As I got older, this tactic of holding things back, pretending, and bursting at the seams did not work on other people. In college, I had a friend who learned early on that I was hiding how I really felt and wouldn’t let me pretend. She forced me to be honest with myself and with her.
And opening up was completely freeing.
This was the beginning of building true relationships in my life. Yes, I had to be honest about not only the good parts of life, but also the parts that were messy and ugly. And even though this was difficult, I began to understand more of who I really am.
And as I began to be more confident in myself, it became easier to share my story with other people and ultimately started building healthy relationships with friends and my boyfriend (now husband).
Knowing our stories and being able to share them confidently will benefit both you and the people who are hearing it. But it takes time and trust to be able to do this well.

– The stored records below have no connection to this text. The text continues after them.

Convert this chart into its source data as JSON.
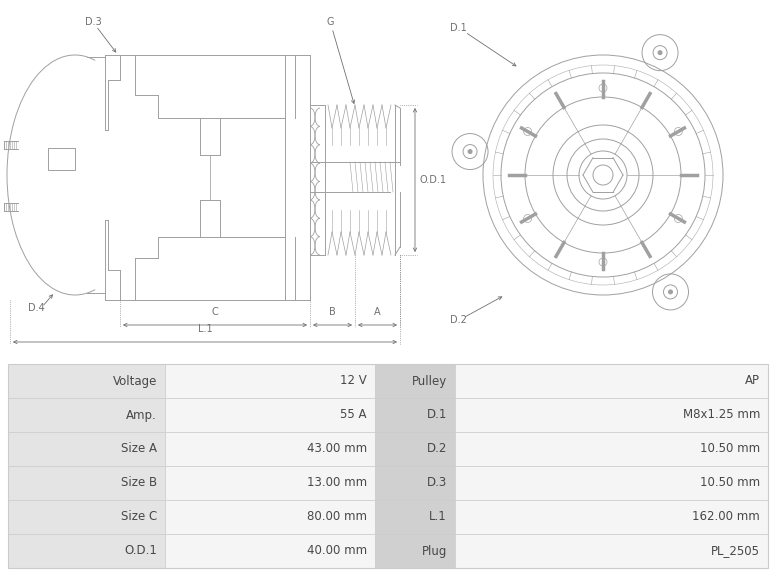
{
  "bg_color": "#ffffff",
  "table_bg_label": "#e4e4e4",
  "table_bg_value": "#f5f5f5",
  "table_bg_mid": "#d0d0d0",
  "table_border": "#cccccc",
  "lc": "#a0a0a0",
  "ac": "#707070",
  "rows": [
    [
      "Voltage",
      "12 V",
      "Pulley",
      "AP"
    ],
    [
      "Amp.",
      "55 A",
      "D.1",
      "M8x1.25 mm"
    ],
    [
      "Size A",
      "43.00 mm",
      "D.2",
      "10.50 mm"
    ],
    [
      "Size B",
      "13.00 mm",
      "D.3",
      "10.50 mm"
    ],
    [
      "Size C",
      "80.00 mm",
      "L.1",
      "162.00 mm"
    ],
    [
      "O.D.1",
      "40.00 mm",
      "Plug",
      "PL_2505"
    ]
  ]
}
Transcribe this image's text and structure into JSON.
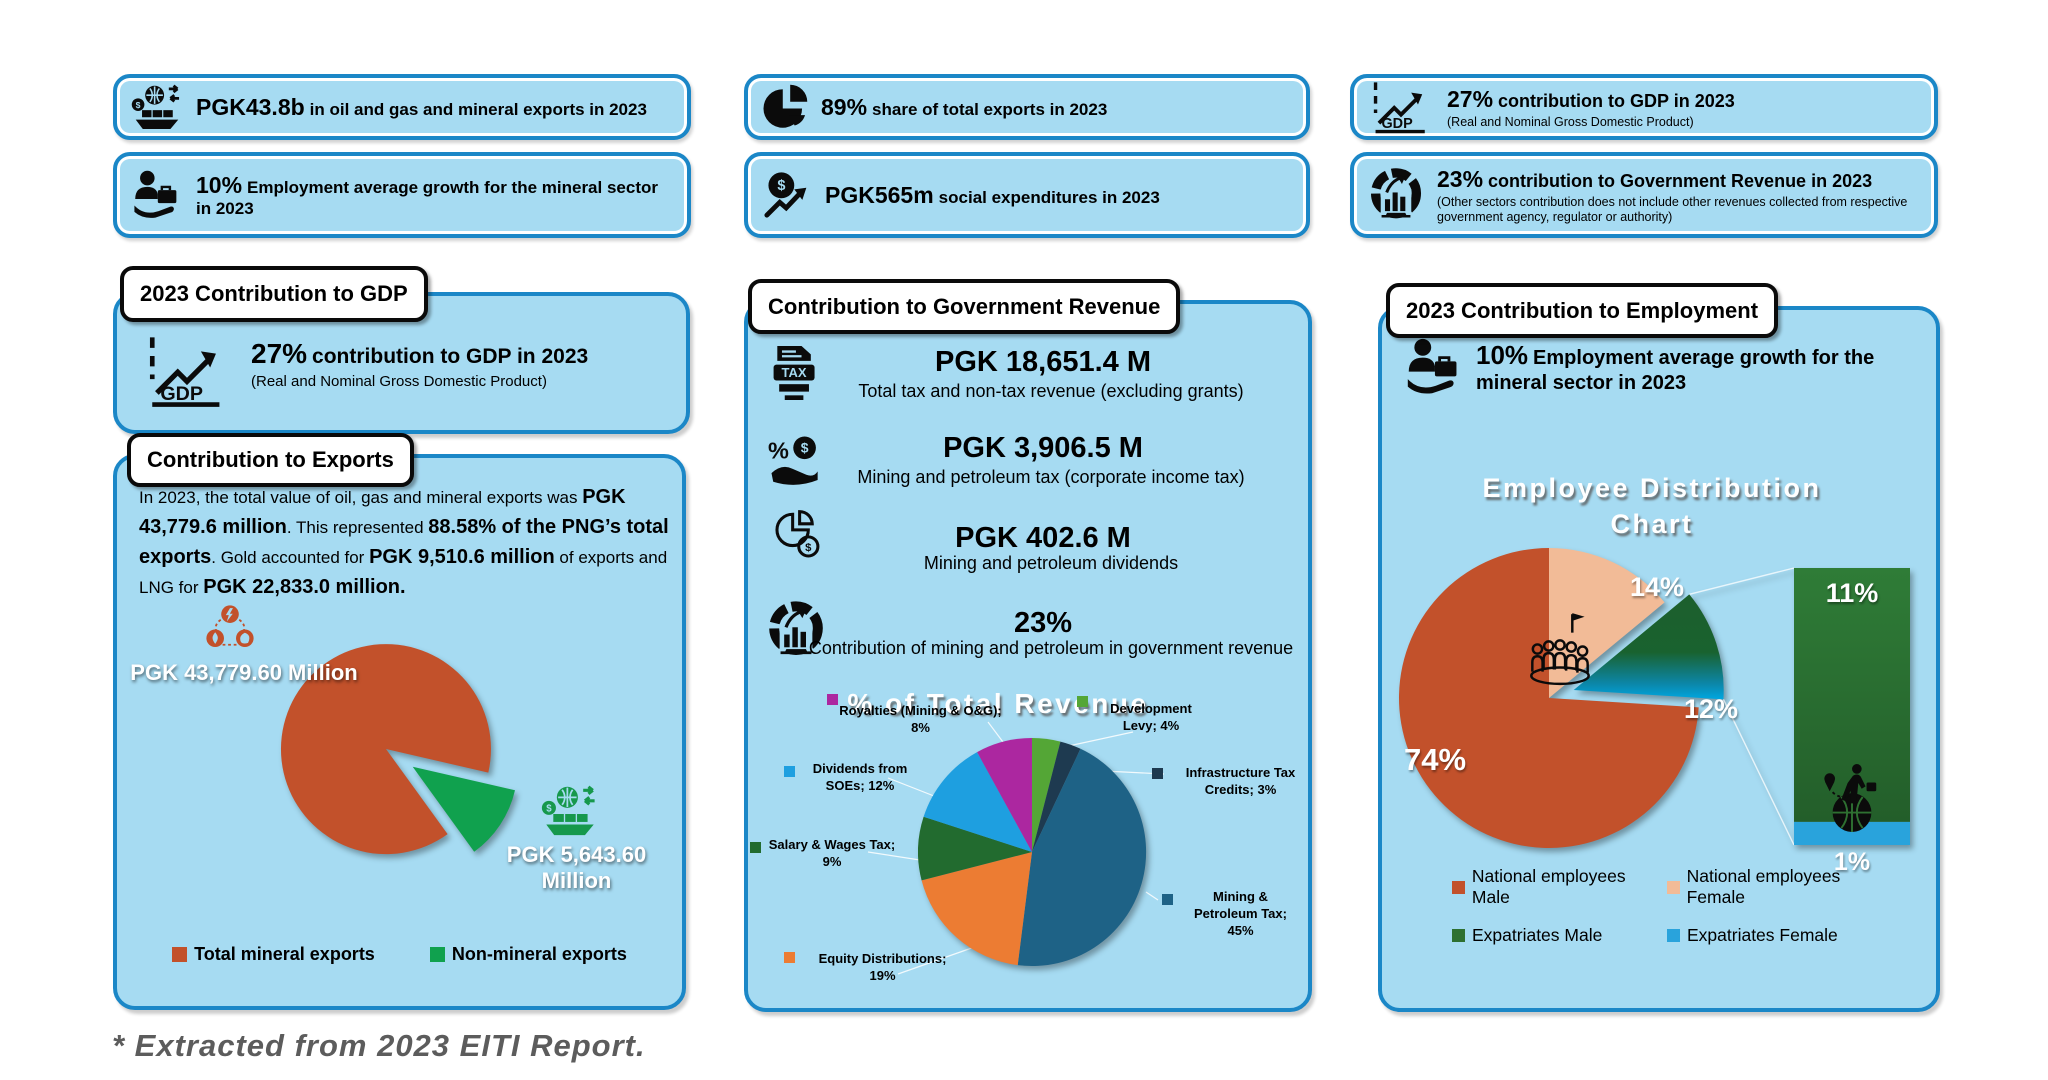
{
  "page": {
    "footnote": "* Extracted from 2023 EITI Report."
  },
  "colors": {
    "card_bg": "#A6DBF2",
    "card_border": "#1B87C7",
    "mineral_orange": "#C2512B",
    "nonmineral_green": "#10A14E",
    "white": "#FFFFFF"
  },
  "stat_cards": [
    {
      "icon": "cargo-ship-icon",
      "value": "PGK43.8b",
      "text": "in oil and gas and mineral exports in 2023"
    },
    {
      "icon": "pie-chart-icon",
      "value": "89%",
      "text": "share of total exports in 2023"
    },
    {
      "icon": "gdp-chart-icon",
      "value": "27%",
      "text": "contribution to GDP in 2023",
      "subtext": "(Real and Nominal Gross Domestic Product)"
    },
    {
      "icon": "worker-briefcase-icon",
      "value": "10%",
      "text": "Employment average growth for the mineral sector in 2023"
    },
    {
      "icon": "coin-growth-icon",
      "value": "PGK565m",
      "text": "social expenditures in 2023"
    },
    {
      "icon": "revenue-gauge-icon",
      "value": "23%",
      "text": "contribution to Government Revenue in 2023",
      "subtext": "(Other sectors contribution does not include other revenues collected from respective government agency, regulator or authority)"
    }
  ],
  "gdp_panel": {
    "tab": "2023 Contribution to GDP",
    "value": "27%",
    "text": "contribution to GDP in 2023",
    "subtext": "(Real and Nominal Gross Domestic Product)"
  },
  "exports_panel": {
    "tab": "Contribution to Exports",
    "paragraph": [
      {
        "t": "In 2023, the total value of oil, gas and mineral exports was ",
        "b": false
      },
      {
        "t": "PGK 43,779.6 million",
        "b": true
      },
      {
        "t": ". This represented ",
        "b": false
      },
      {
        "t": "88.58% of the PNG’s total exports",
        "b": true
      },
      {
        "t": ". Gold accounted for ",
        "b": false
      },
      {
        "t": "PGK 9,510.6 million",
        "b": true
      },
      {
        "t": " of exports and LNG for ",
        "b": false
      },
      {
        "t": "PGK 22,833.0 million.",
        "b": true
      }
    ]
  },
  "revenue_panel": {
    "tab": "Contribution to Government Revenue",
    "rows": [
      {
        "icon": "tax-document-icon",
        "value": "PGK 18,651.4 M",
        "label": "Total tax and non-tax revenue (excluding grants)"
      },
      {
        "icon": "percent-dollar-hand-icon",
        "value": "PGK 3,906.5 M",
        "label": "Mining and petroleum tax (corporate income tax)"
      },
      {
        "icon": "pie-dollar-icon",
        "value": "PGK 402.6 M",
        "label": "Mining and petroleum dividends"
      },
      {
        "icon": "revenue-gauge-icon",
        "value": "23%",
        "label": "Contribution of mining and petroleum in government revenue"
      }
    ]
  },
  "employment_panel": {
    "tab": "2023 Contribution to Employment",
    "value": "10%",
    "text": "Employment average growth for the mineral sector in 2023"
  },
  "chart_data": [
    {
      "type": "pie",
      "title": "Contribution to Exports",
      "labels": [
        "Total mineral exports",
        "Non-mineral exports"
      ],
      "values_pgk_million": [
        43779.6,
        5643.6
      ],
      "percents": [
        88.58,
        11.42
      ],
      "colors": [
        "#C2512B",
        "#10A14E"
      ],
      "data_labels": [
        "PGK 43,779.60 Million",
        "PGK 5,643.60 Million"
      ],
      "exploded_slice": "Non-mineral exports",
      "legend_position": "bottom"
    },
    {
      "type": "pie",
      "title": "% of Total Revenue",
      "start_angle_deg": 0,
      "direction": "clockwise",
      "slices": [
        {
          "label": "Development Levy",
          "pct": 4,
          "color": "#54A636",
          "lines": [
            "Development",
            "Levy; 4%"
          ]
        },
        {
          "label": "Infrastructure Tax Credits",
          "pct": 3,
          "color": "#1E3A50",
          "lines": [
            "Infrastructure Tax",
            "Credits; 3%"
          ]
        },
        {
          "label": "Mining & Petroleum Tax",
          "pct": 45,
          "color": "#1E6286",
          "lines": [
            "Mining &",
            "Petroleum Tax;",
            "45%"
          ]
        },
        {
          "label": "Equity Distributions",
          "pct": 19,
          "color": "#EC7C33",
          "lines": [
            "Equity Distributions;",
            "19%"
          ]
        },
        {
          "label": "Salary & Wages Tax",
          "pct": 9,
          "color": "#226B2F",
          "lines": [
            "Salary & Wages Tax;",
            "9%"
          ]
        },
        {
          "label": "Dividends from SOEs",
          "pct": 12,
          "color": "#1E9FE0",
          "lines": [
            "Dividends from",
            "SOEs; 12%"
          ]
        },
        {
          "label": "Royalties (Mining & O&G)",
          "pct": 8,
          "color": "#AC27A0",
          "lines": [
            "Royalties (Mining & O&G);",
            "8%"
          ]
        }
      ]
    },
    {
      "type": "bar-of-pie",
      "title": "Employee Distribution Chart",
      "title_lines": [
        "Employee Distribution",
        "Chart"
      ],
      "pie_slices": [
        {
          "label": "National employees Female",
          "pct": 14,
          "color": "#F2BB97",
          "display": "14%"
        },
        {
          "label": "Expatriates (total)",
          "pct": 12,
          "display": "12%",
          "exploded": true,
          "gradient": [
            [
              "0",
              "#1D5F2D"
            ],
            [
              "0.55",
              "#19622F"
            ],
            [
              "0.85",
              "#0C86A8"
            ],
            [
              "1",
              "#00A7E1"
            ]
          ]
        },
        {
          "label": "National employees Male",
          "pct": 74,
          "color": "#C2512B",
          "display": "74%"
        }
      ],
      "bar_segments": [
        {
          "label": "Expatriates Male",
          "pct": 11,
          "color": "#2E7031",
          "display": "11%"
        },
        {
          "label": "Expatriates Female",
          "pct": 1,
          "color": "#29A3DC",
          "display": "1%"
        }
      ],
      "bar_gradient": [
        [
          "0",
          "#2F7C37"
        ],
        [
          "1",
          "#235E2A"
        ]
      ],
      "legend": [
        {
          "label": "National employees Male",
          "color": "#C2512B"
        },
        {
          "label": "National employees Female",
          "color": "#F2BB97"
        },
        {
          "label": "Expatriates Male",
          "color": "#2E7031"
        },
        {
          "label": "Expatriates Female",
          "color": "#29A3DC"
        }
      ]
    }
  ]
}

If you think about it, this is one of the reasons why relationships are messy. Two people who have parts of themselves they are ashamed of, parts of themselves they don’t even know and parts they have never shared with anyone else. In order to be in healthy relationships, we have to know our story, own it and share it with all of the good and the bad and the messy.
Relationships are lived out through our shared stories.
As you learn to share your story with people you trust, you begin to understand more of who you really are. You start to see what is important to you, if there have been any unhealthy patterns in your life, and what have been some of your darkest times.
Having confidence in who you are and accepting the messy parts of yourself makes it possible for you to accept other people for who they are. It also makes it possible for you to give other people grace because you know first hand no one is perfect.
Until we are able to know our stories, and allow other people to be a part of them, we cannot love other people well. Knowing our true identity, accepting our story and sharing it with others is the beginning of building true relationships with other people and living a true and honest life.
Don’t be afraid to tell your story. It’s the beginning of something beautiful that plays a crucial chapter of this grand narrative.